Así pues, un trabajo fácil. Ya había concertado las entrevistas desde Estocolmo, sólo tenía que ponerse en marcha. Para Johan el mayor reto era mantenerse alejado de Emma. Ahora sólo los separaban unos pocos kilómetros.


La sala de interrogatorios estaba sencillamente amueblada con una mesa y cuatro sillas. La grabadora era nueva, como todo lo demás. Era la primera vez que se usaba.
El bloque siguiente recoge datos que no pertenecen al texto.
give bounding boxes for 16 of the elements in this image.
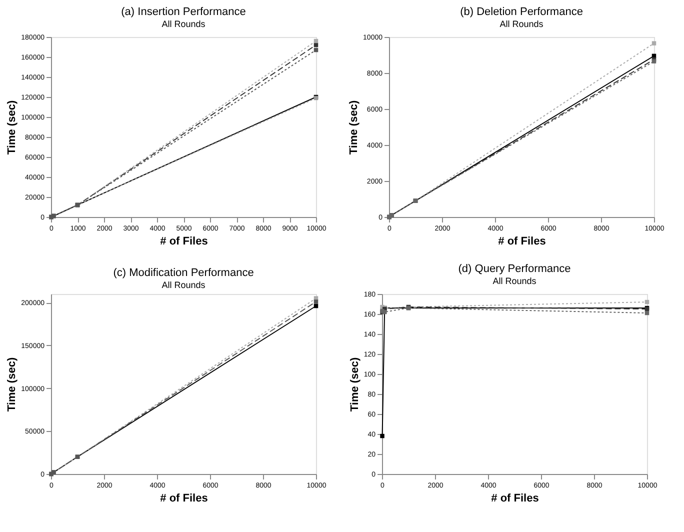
chart-title: (b) Deletion Performance	[460, 6, 583, 18]
x-axis-title: # of Files	[160, 492, 208, 504]
x-axis-title: # of Files	[498, 236, 546, 248]
chart-subtitle: All Rounds	[162, 19, 206, 29]
x-axis-title: # of Files	[160, 236, 208, 248]
chart-subtitle: All Rounds	[500, 19, 544, 29]
y-axis-title: Time (sec)	[348, 100, 360, 155]
chart-title: (a) Insertion Performance	[121, 6, 246, 18]
y-axis-title: Time (sec)	[6, 100, 18, 155]
y-axis-title: Time (sec)	[6, 357, 18, 412]
chart-title: (d) Query Performance	[458, 263, 571, 275]
y-axis-title: Time (sec)	[348, 357, 361, 412]
chart-subtitle: All Rounds	[492, 276, 537, 286]
x-axis-title: # of Files	[491, 492, 539, 504]
chart-title: (c) Modification Performance	[113, 267, 254, 279]
chart-subtitle: All Rounds	[162, 280, 206, 290]
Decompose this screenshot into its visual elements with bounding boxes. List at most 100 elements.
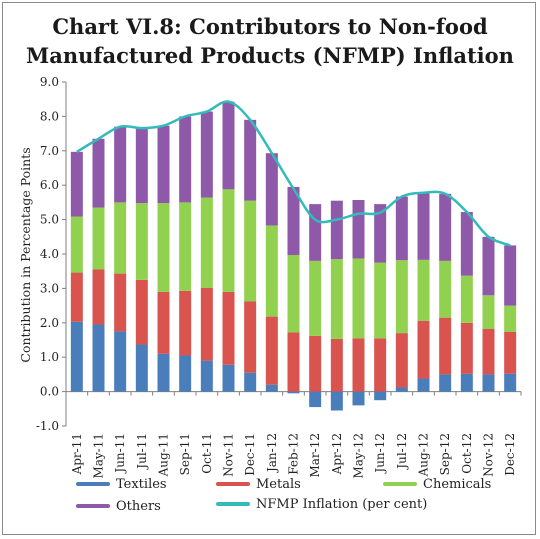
x-tick-label: Jul-12 [395, 433, 409, 471]
bar-segment-textiles [287, 391, 300, 394]
legend-label-4: NFMP Inflation (per cent) [256, 497, 427, 512]
plot-area: -1.0 0.0 1.0 2.0 3.0 4.0 5.0 6.0 7.0 8.0 9.0 Apr-11… [36, 75, 522, 479]
y-tick-label: 7.0 [40, 144, 59, 158]
bar-segment-textiles [244, 372, 257, 392]
bar-segment-chemicals [439, 260, 452, 318]
bar-segment-chemicals [244, 200, 257, 302]
x-tick-label: Nov-12 [482, 433, 496, 477]
bar-segment-others [352, 199, 365, 259]
y-tick-label: 4.0 [40, 247, 59, 261]
bar-segment-metals [244, 301, 257, 373]
bar-segment-metals [309, 335, 322, 392]
bar-segment-others [244, 119, 257, 201]
bar-segment-textiles [222, 364, 235, 392]
y-tick-label: 2.0 [40, 316, 59, 330]
x-tick-label: Jun-11 [113, 433, 127, 475]
x-tick-label: May-11 [92, 433, 106, 479]
x-tick-label: Jul-11 [135, 433, 149, 471]
bar-segment-textiles [200, 360, 213, 392]
bar-segment-textiles [439, 374, 452, 392]
bar-segment-chemicals [352, 258, 365, 339]
x-tick-label: Nov-11 [222, 433, 236, 477]
bar-segment-metals [222, 291, 235, 365]
bar-segment-chemicals [70, 216, 83, 273]
bar-segment-textiles [114, 331, 127, 392]
bar-segment-metals [157, 291, 170, 354]
bar-segment-others [179, 116, 192, 203]
bar-segment-chemicals [114, 202, 127, 274]
bar-segment-textiles [504, 373, 517, 392]
bar-segment-textiles [92, 324, 105, 392]
y-tick-label: 1.0 [40, 350, 59, 364]
nfmp-inflation-line [76, 100, 511, 247]
bar-segment-chemicals [157, 203, 170, 292]
y-tick-label: 8.0 [40, 109, 59, 123]
bar-segment-others [92, 138, 105, 208]
bar-segment-textiles [395, 387, 408, 392]
bar-segment-chemicals [374, 262, 387, 339]
chart-title-line2: Manufactured Products (NFMP) Inflation [26, 43, 514, 68]
x-tick-label: Dec-11 [243, 433, 257, 476]
legend-label-3: Others [116, 499, 161, 514]
bar-segment-others [482, 236, 495, 296]
legend-label-0: Textiles [116, 477, 167, 492]
bar-segment-chemicals [222, 189, 235, 292]
bar-segment-metals [374, 338, 387, 392]
x-tick-label: Oct-12 [460, 433, 474, 474]
bar-segment-metals [135, 279, 148, 345]
chart-title-line1: Chart VI.8: Contributors to Non-food [52, 14, 488, 39]
bar-segment-metals [330, 338, 343, 392]
bar-segment-metals [265, 316, 278, 385]
bar-segment-chemicals [504, 305, 517, 332]
bar-segment-chemicals [179, 202, 192, 291]
chart-title: Chart VI.8: Contributors to Non-food Man… [0, 12, 540, 70]
bar-segment-metals [417, 320, 430, 379]
legend-label-1: Metals [256, 477, 301, 492]
bar-segment-others [200, 111, 213, 198]
bar-segment-metals [482, 328, 495, 375]
bar-segment-textiles [179, 355, 192, 392]
bar-segment-metals [352, 338, 365, 392]
bar-segment-chemicals [330, 259, 343, 339]
y-tick-label: 0.0 [40, 385, 59, 399]
bar-segment-chemicals [287, 255, 300, 333]
legend: Textiles Metals Chemicals Others NFMP Inflat… [76, 477, 491, 514]
x-tick-label: Sep-12 [438, 433, 452, 475]
x-tick-label: Apr-12 [330, 433, 344, 475]
x-tick-label: Apr-11 [70, 433, 84, 475]
bar-segment-textiles [70, 321, 83, 392]
x-tick-label: Mar-12 [308, 433, 322, 478]
bar-segment-others [374, 204, 387, 263]
bar-segment-chemicals [92, 207, 105, 270]
bar-segment-metals [287, 332, 300, 392]
y-tick-label: 6.0 [40, 178, 59, 192]
bar-segment-others [157, 125, 170, 204]
bar-segment-textiles [309, 391, 322, 408]
bar-segment-others [265, 153, 278, 226]
bar-segment-chemicals [265, 225, 278, 317]
bar-segment-chemicals [460, 275, 473, 323]
bar-segment-others [417, 192, 430, 260]
bar-segment-others [222, 101, 235, 190]
bar-segment-others [135, 128, 148, 204]
bar-segment-textiles [460, 373, 473, 392]
bar-segment-others [460, 212, 473, 276]
bar-segment-chemicals [417, 259, 430, 321]
bar-segment-textiles [352, 391, 365, 406]
x-tick-label: May-12 [352, 433, 366, 479]
bar-segment-chemicals [482, 295, 495, 329]
x-tick-label: Oct-11 [200, 433, 214, 474]
y-tick-label: 5.0 [40, 213, 59, 227]
y-axis-label: Contribution in Percentage Points [18, 147, 33, 362]
bar-segment-others [287, 186, 300, 256]
bar-segment-chemicals [395, 260, 408, 334]
bar-segment-others [330, 200, 343, 260]
bar-segment-textiles [374, 391, 387, 401]
bar-segment-others [309, 204, 322, 261]
x-tick-label: Jan-12 [265, 433, 279, 474]
bar-segment-metals [179, 290, 192, 356]
bar-segment-textiles [330, 391, 343, 411]
y-tick-label: 3.0 [40, 281, 59, 295]
bar-segment-textiles [417, 378, 430, 392]
bar-segment-textiles [135, 344, 148, 392]
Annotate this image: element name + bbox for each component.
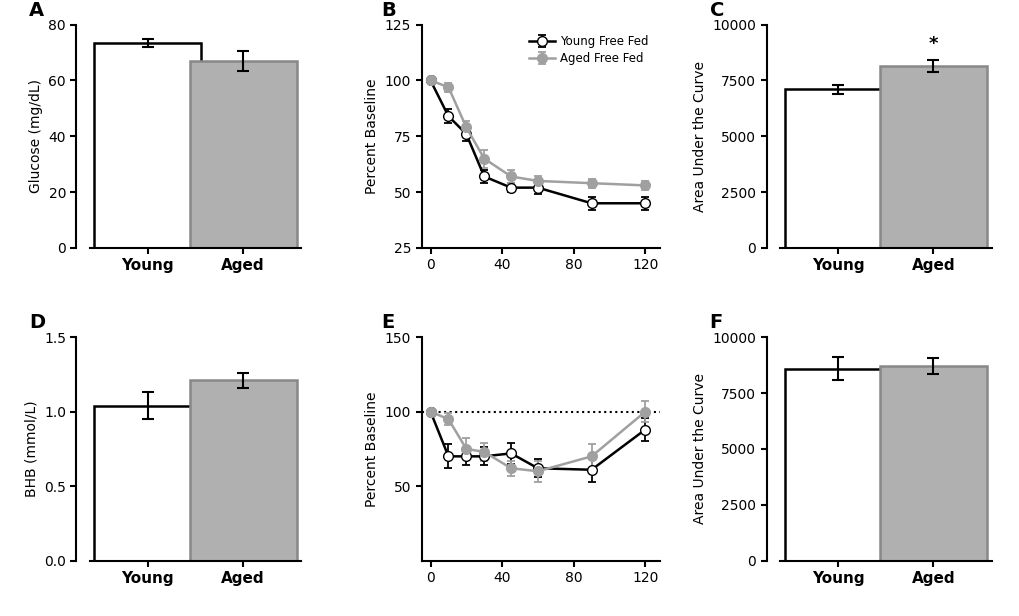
Legend: Young Free Fed, Aged Free Fed: Young Free Fed, Aged Free Fed xyxy=(524,31,653,70)
Text: C: C xyxy=(709,1,723,20)
Text: E: E xyxy=(381,314,394,332)
Y-axis label: BHB (mmol/L): BHB (mmol/L) xyxy=(24,400,39,497)
Text: B: B xyxy=(381,1,395,20)
Y-axis label: Area Under the Curve: Area Under the Curve xyxy=(692,61,706,212)
Text: D: D xyxy=(29,314,45,332)
Bar xyxy=(784,89,891,248)
Text: A: A xyxy=(29,1,44,20)
Bar xyxy=(784,368,891,561)
Text: *: * xyxy=(927,35,937,53)
Y-axis label: Area Under the Curve: Area Under the Curve xyxy=(692,373,706,524)
Bar xyxy=(94,406,202,561)
Bar xyxy=(190,61,297,248)
Bar xyxy=(878,66,985,248)
Bar xyxy=(94,43,202,248)
Y-axis label: Glucose (mg/dL): Glucose (mg/dL) xyxy=(29,79,43,193)
Y-axis label: Percent Baseline: Percent Baseline xyxy=(365,78,379,194)
Text: F: F xyxy=(709,314,722,332)
Y-axis label: Percent Baseline: Percent Baseline xyxy=(365,391,379,506)
Bar xyxy=(190,381,297,561)
Bar xyxy=(878,367,985,561)
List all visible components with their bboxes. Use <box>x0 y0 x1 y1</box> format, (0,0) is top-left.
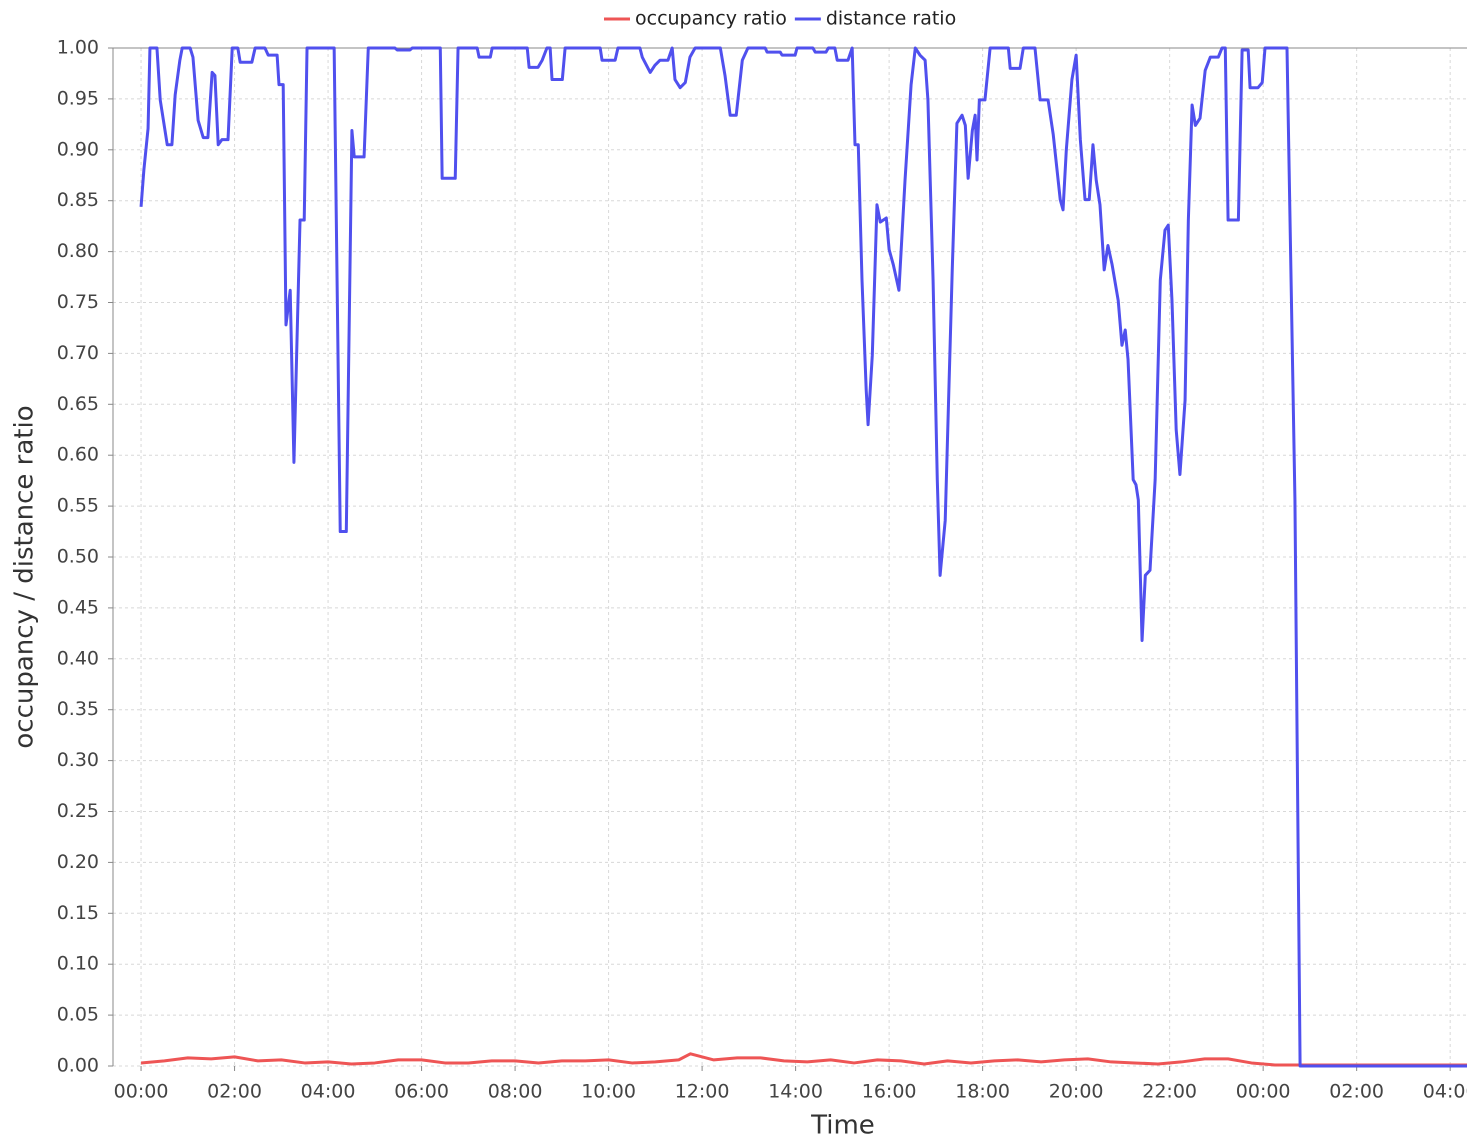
series-line <box>140 1052 1467 1067</box>
y-tick-label: 0.65 <box>57 393 99 415</box>
x-tick-label: 04:00 <box>1423 1081 1467 1103</box>
y-tick-label: 0.45 <box>57 596 99 618</box>
y-tick-label: 0.00 <box>57 1055 99 1077</box>
y-tick-label: 0.15 <box>57 902 99 924</box>
y-tick-label: 0.75 <box>57 291 99 313</box>
y-tick-label: 0.90 <box>57 138 99 160</box>
x-tick-label: 04:00 <box>301 1081 356 1103</box>
y-tick-label: 0.95 <box>57 87 99 109</box>
y-axis-title: occupancy / distance ratio <box>10 405 40 748</box>
plot-area <box>113 48 1467 1066</box>
y-tick-label: 0.30 <box>57 749 99 771</box>
x-tick-label: 06:00 <box>394 1081 449 1103</box>
y-tick-label: 0.35 <box>57 698 99 720</box>
y-tick-label: 0.10 <box>57 953 99 975</box>
y-tick-label: 1.00 <box>57 37 99 59</box>
x-tick-label: 08:00 <box>488 1081 543 1103</box>
y-tick-label: 0.50 <box>57 546 99 568</box>
x-tick-label: 10:00 <box>581 1081 636 1103</box>
x-tick-label: 02:00 <box>1329 1081 1384 1103</box>
x-tick-label: 22:00 <box>1142 1081 1197 1103</box>
series-line <box>139 46 1467 1068</box>
legend-label: occupancy ratio <box>635 8 787 30</box>
y-tick-label: 0.60 <box>57 444 99 466</box>
y-tick-label: 0.05 <box>57 1004 99 1026</box>
x-tick-label: 20:00 <box>1049 1081 1104 1103</box>
y-tick-label: 0.85 <box>57 189 99 211</box>
legend-label: distance ratio <box>826 8 956 30</box>
x-tick-label: 02:00 <box>207 1081 262 1103</box>
y-tick-label: 0.55 <box>57 495 99 517</box>
x-tick-label: 18:00 <box>955 1081 1010 1103</box>
y-tick-label: 0.70 <box>57 342 99 364</box>
x-tick-label: 16:00 <box>862 1081 917 1103</box>
y-tick-label: 0.25 <box>57 800 99 822</box>
x-tick-label: 12:00 <box>675 1081 730 1103</box>
x-tick-label: 14:00 <box>768 1081 823 1103</box>
y-tick-label: 0.20 <box>57 851 99 873</box>
x-tick-label: 00:00 <box>1236 1081 1291 1103</box>
y-tick-label: 0.80 <box>57 240 99 262</box>
x-axis-title: Time <box>810 1111 875 1141</box>
x-tick-label: 00:00 <box>114 1081 169 1103</box>
y-tick-label: 0.40 <box>57 647 99 669</box>
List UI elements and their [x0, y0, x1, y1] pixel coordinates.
Bengt Johnsson no parecía tan relajado como la tarde anterior. Estaba encogido en la silla con la ropa azul de la prisión mirando a Karin y a Knutas, que estaban sentados enfrente de él. Tenía el pelo negro recogido en la nuca en una fina cola de caballo y los bigotes tan hundidos como las comisuras de los labios.

Concluidas las formalidades preliminares, Knutas se echó hacia atrás en la silla y observó al hombre sospechoso de haber matado a Henry Dahlström. Cada interrogatorio era de suma importancia para la investigación. Crear confianza entre el interrogado y la persona que dirigía el interrogatorio era de vital importancia. Por eso Knutas se obligó a sí mismo a ir despacio.

– ¿Cómo te encuentras? -empezó-. ¿Quieres beber algo?

– Sí, joder. Una cerveza me vendría estupendamente.

– Lo siento, pero no podemos ayudarte con eso -sonrió Knutas-. ¿Un refresco o café?

– Una coca-cola, entonces.

Knutas llamó para pedir un refresco.

– ¿Puedo fumar?

– Sí, claro.

– Genial.

Johnsson sacó un cigarrillo dando unos golpecitos a su arrugada cajetilla de John Silver y lo encendió con cierto temblor en la mano.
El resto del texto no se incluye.